Di Sosmed, hampir saya temukan keluhan-keluhan dan rasa rindu orang-orang untuk bertemu dan keluar rumah. Maka, ketimbang saya pusing dan mengeluh, saya lebih memilih menikmati bagian-bagian kehidupan saat ini yang sangat layak saya syukuri. Semua bisa kumpul lengkap di rumah dalam keadaan sehat. Waktu keluarga bertambah, sepertinya buat orang kantoran, inilah kerja rasa cuti yang lama karena bisa membersamai keluarga. Di tengah maraknya pemutusan hubungan kerja, suami saya Alhamdulillah masih Allah beri amanah produktif bekerja. Saya masih bisa melakukan hal lain yang dilakukan dari rumah, mengajar online, kajian online, dan banyak pekerjaan lainnya yang memang selama ini sudah terbiasa saya lakukan dengan online. Fabiaayi alaa irobbikuma tukadziban…

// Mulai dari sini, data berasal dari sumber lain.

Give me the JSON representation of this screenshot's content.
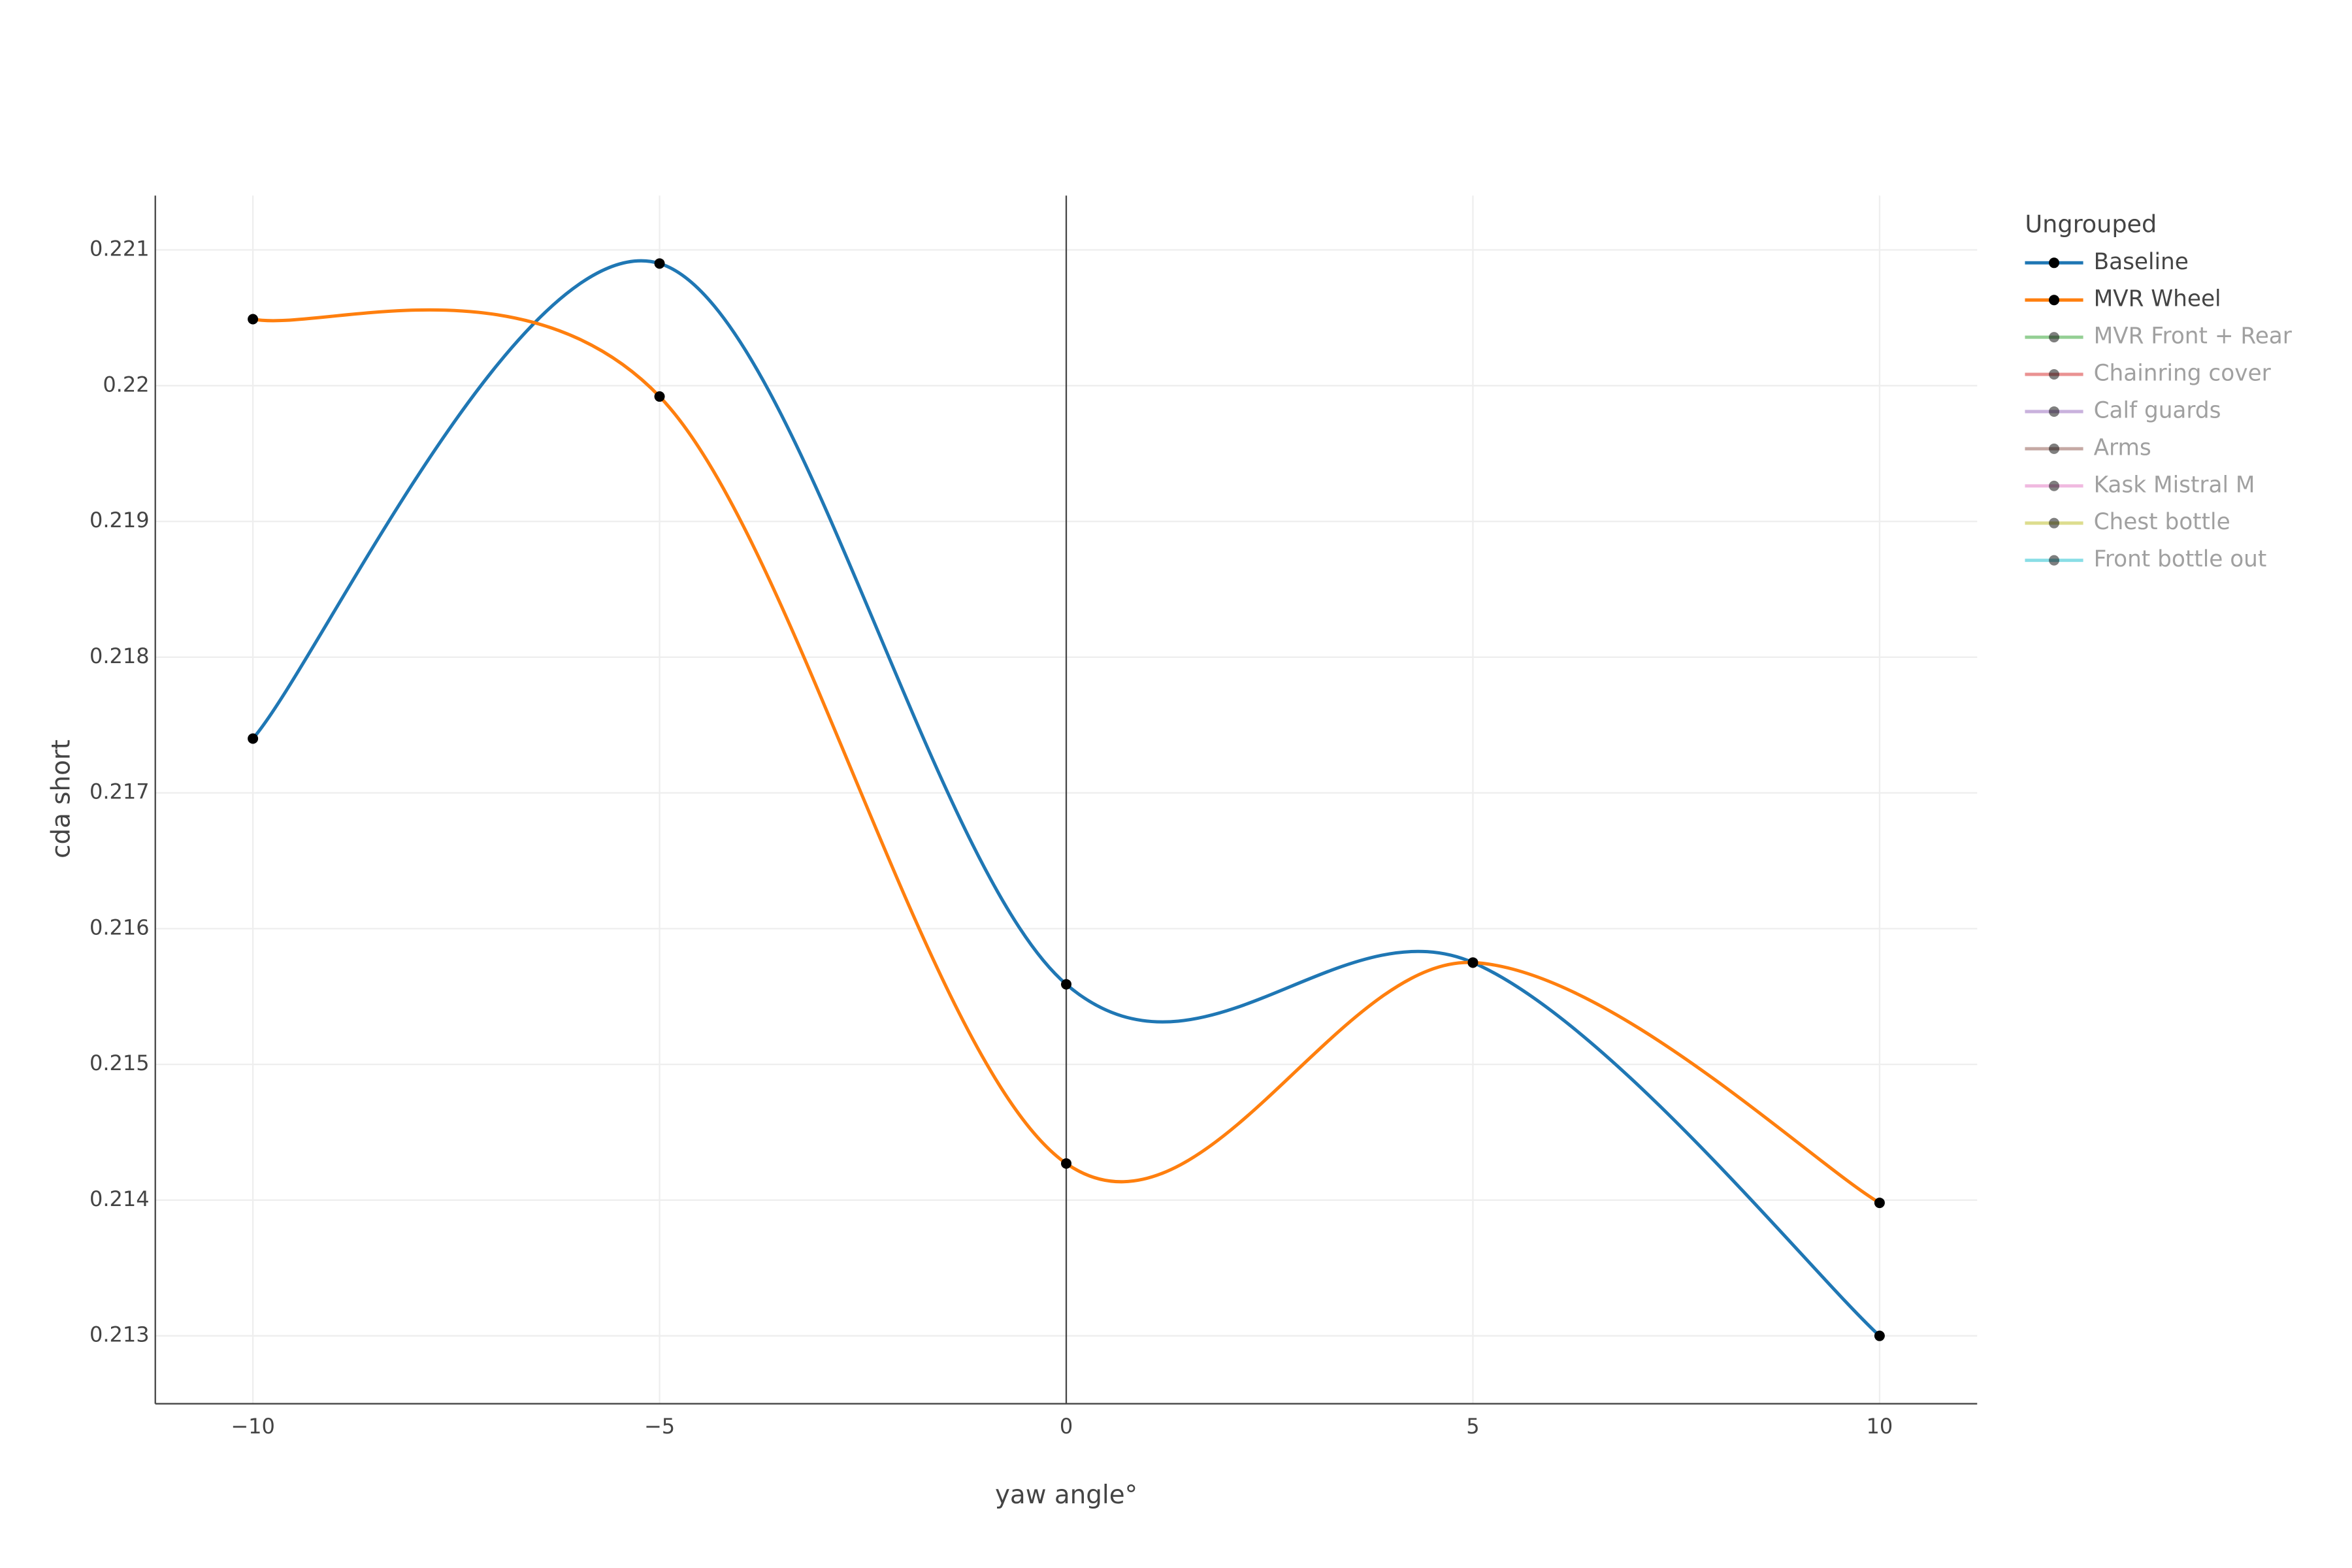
{
  "chart_data": {
    "type": "line",
    "smooth": "spline",
    "x_label": "yaw angle°",
    "y_label": "cda short",
    "legend_title": "Ungrouped",
    "legend_position": "right",
    "x": [
      -10,
      -5,
      0,
      5,
      10
    ],
    "series": [
      {
        "name": "Baseline",
        "color": "#1f77b4",
        "values": [
          0.2174,
          0.2209,
          0.21559,
          0.21575,
          0.213
        ]
      },
      {
        "name": "MVR Wheel",
        "color": "#ff7f0e",
        "values": [
          0.22049,
          0.21992,
          0.21427,
          0.21575,
          0.21398
        ]
      },
      {
        "name": "MVR Front + Rear",
        "color": "#2ca02c",
        "visible": false
      },
      {
        "name": "Chainring cover",
        "color": "#d62728",
        "visible": false
      },
      {
        "name": "Calf guards",
        "color": "#9467bd",
        "visible": false
      },
      {
        "name": "Arms",
        "color": "#8c564b",
        "visible": false
      },
      {
        "name": "Kask Mistral M",
        "color": "#e377c2",
        "visible": false
      },
      {
        "name": "Chest bottle",
        "color": "#bcbd22",
        "visible": false
      },
      {
        "name": "Front bottle out",
        "color": "#17becf",
        "visible": false
      }
    ],
    "marker_color": "#000000",
    "xlim": [
      -11.2,
      11.2
    ],
    "xticks": [
      {
        "value": -10,
        "label": "−10"
      },
      {
        "value": -5,
        "label": "−5"
      },
      0,
      5,
      10
    ],
    "ylim": [
      0.2125,
      0.2214
    ],
    "yticks": [
      0.213,
      0.214,
      0.215,
      0.216,
      0.217,
      0.218,
      0.219,
      0.22,
      0.221
    ],
    "grid": true,
    "zeroline_x": true
  }
}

Kalau pun ada kekurangan-kekurangan yang terjadi di tengah ke- chaosan yang ada, sungguh nggak sebanding dengan nikmat yang didapatkan. Karena pemandangan keadaan di luar sana sungguh membuat hati pilu. Para pengemudi ojek online antri duduk termenung di trotoar menunggu pesanan datang, cerita tentang uang sekolah menjerit yang harus dibayar, tirai-tirai toko di pasar mendadak harus tutup, karyawan di rumahkan, semakin banyak orang yang menjual asetnya di tengah daya beli yang makin melemah. Semakin banyak WA orang ikhtiar berjualan dari A sampai Z untuk bertahan hidup. Kebutuhan pangan membengkak yang harus dipenuhi. Kebutuhan kuota pulsa sekolah anak yang tiba-tiba menjadi kebutuhan pokok keluarga. Sandang, pangan, papan, kuota…
Sementara itu, ketika kesulitan kita hari ini ada di seputar,
bosan di rumah,
kangen ketemu teman,
kangen makan di luar,
kangen piknik apalagi kangen travelling.
Maka mungkin, kali ini kita diminta untuk berhenti dan melihat sejenak kehidupan kiri dan kanan kita. Mungkin hikmah pandemi membuat semua orang untuk kembali ke rumah dan memaksimalkan setiap sudutnya sebagai spot ibadah.